The additional argument scan_label sets the label for the SBOM inventory, on the specific asset. In the SBOM service projects list view, the project name for that asset's inventory is <organization>/<repository>/<label>. Labels can be used for mono repositories generating multiple container images, to generate SBOM inventories for each container images in the repository.

Accessing the projects' SBOM

In order to access the SBOM service, select SBOM from the application's side bar, in the Boostsecurity dashboard. From the main SBOM view, the list of projects, their detected vulnerabilities as well as the account wide view are provided. SBOM Service

Account summary

The first section of the sbom view is the account summary. The overall number of vulnerabilities per level is provided, i.e., the overall number of vulnerabilities across all projects and third party components in the account. The SBOM document can be downloaded in either cyclonedx or spdx format, for the account, from the account summary. The account summary SBOM documents contain the inventory of all components across all projects in the account. SBOM Account Wide view

Projects specific summary

The projects summary section provides a projects based posture, providing the number of vulnerabilities summary per severity level and per project, for all projects in the account. The project specific SBOM document can be downloaded in either the cylonedx or spdx format, for any project, from that section. SBOM per project view The projects are presented with descending order of vulnerabilities severities.

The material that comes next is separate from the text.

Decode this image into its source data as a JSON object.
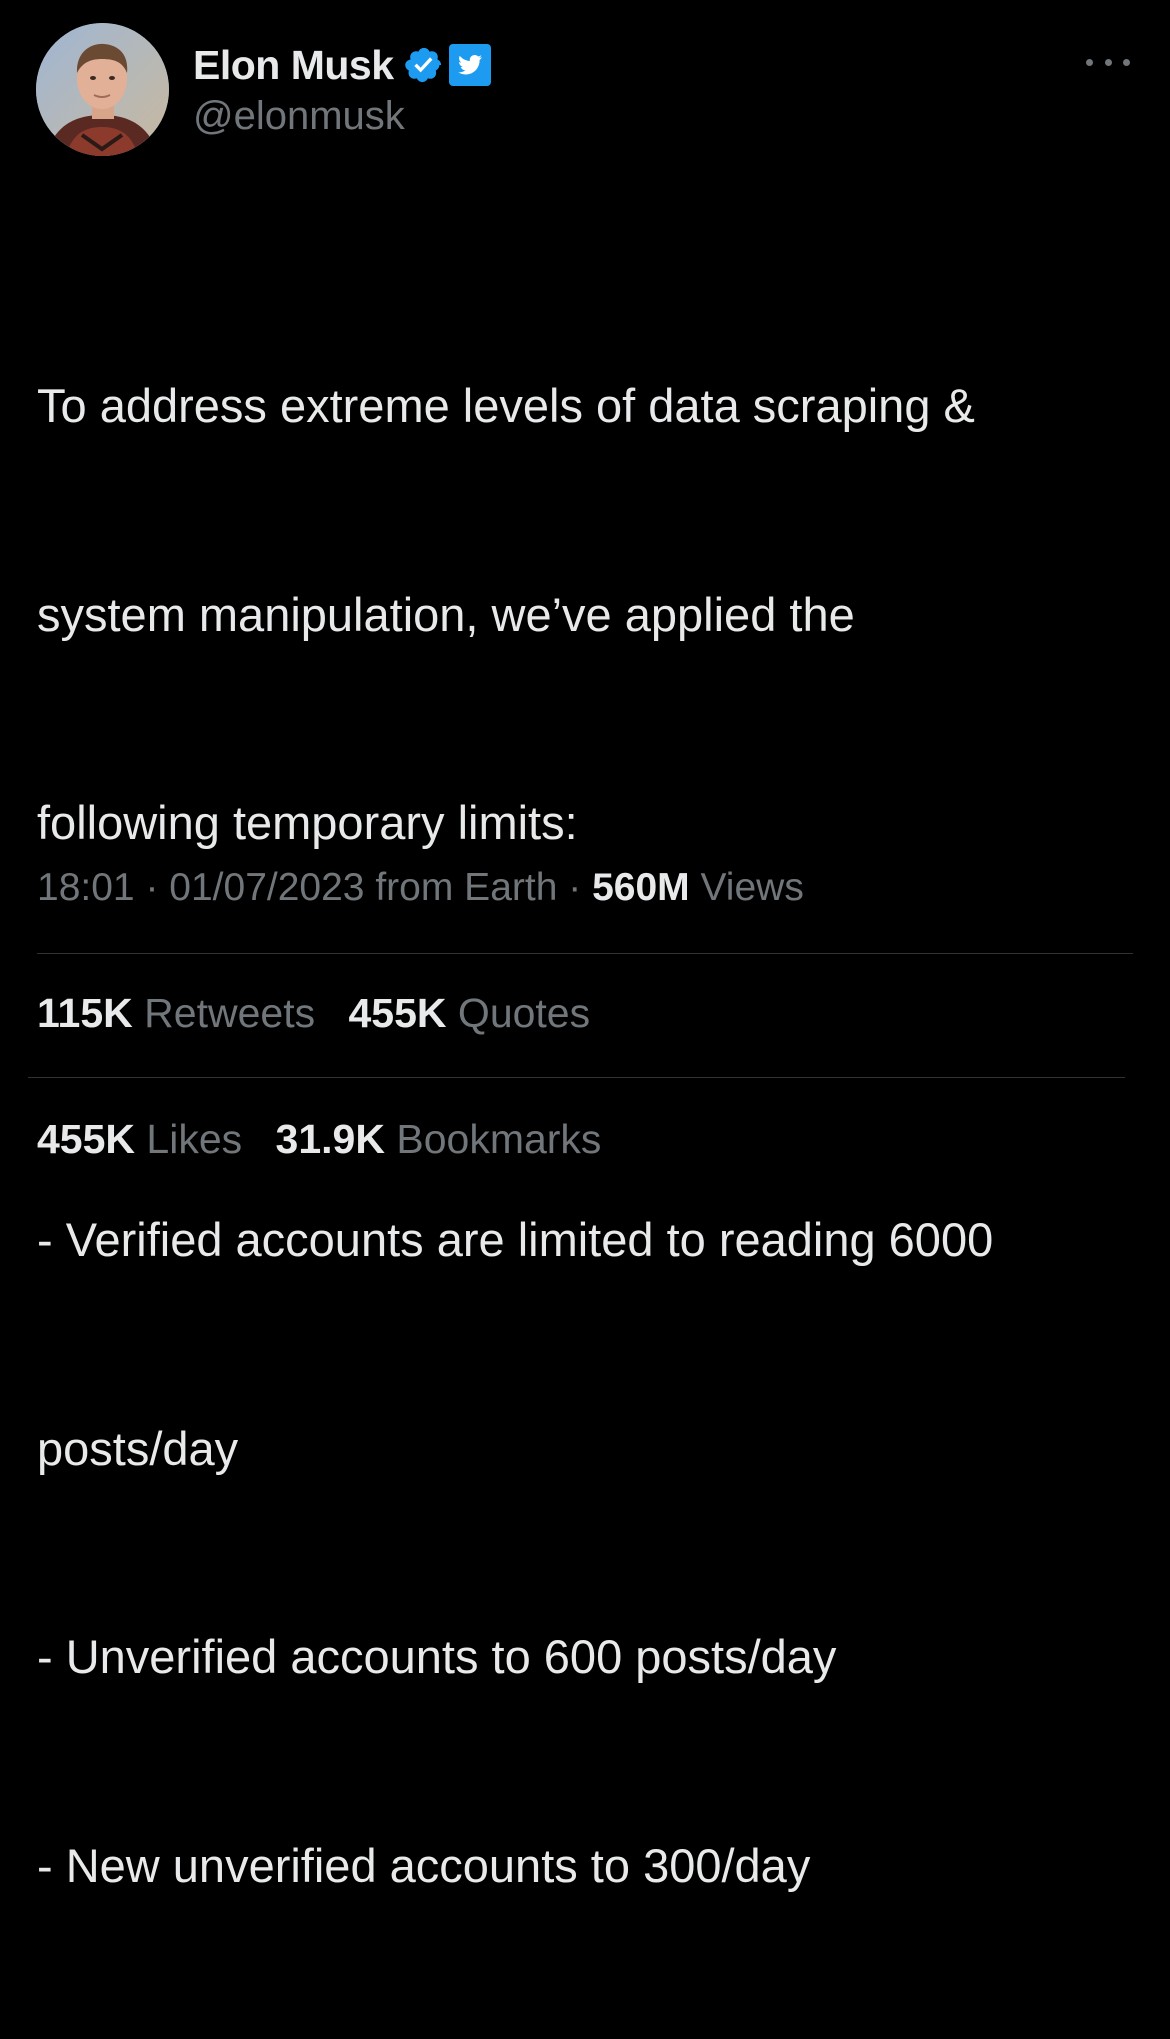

Note: The search area can be used to search for a project by name keyword, across all projects in the account.

Packages view

The Packages view provides a quick way to find all packages and third party components included across all projects in the account. The Packages view is accessed by selecting SBOM from the application's side bar and the Packages tab. SBOM Packages view

The packages are presented in decreasing order of number and severity of vulnerabilities. For each package, the number and severity of vulnerabilities is provided as well as the number of repositories in the account, that includes the package.

Note: The search area can be used to search for a package by name or vulerability id.

For each package, the vulnerability details can be viewed by selecting the Vulnerabilities button. The list of vulnerabilities is presented, including the vulnerability ID, severity, advisory and description. Vulnerabilities details The vulnerabilities details view can be exited with "Esc".

Likewise, for each package, the list of projects including the package, can be viewed by selecting the Repositories button. The list of projects including the package is presented. Vulnerabilities details From the list of projects, the project link can be selected, taking the user to the project specific view.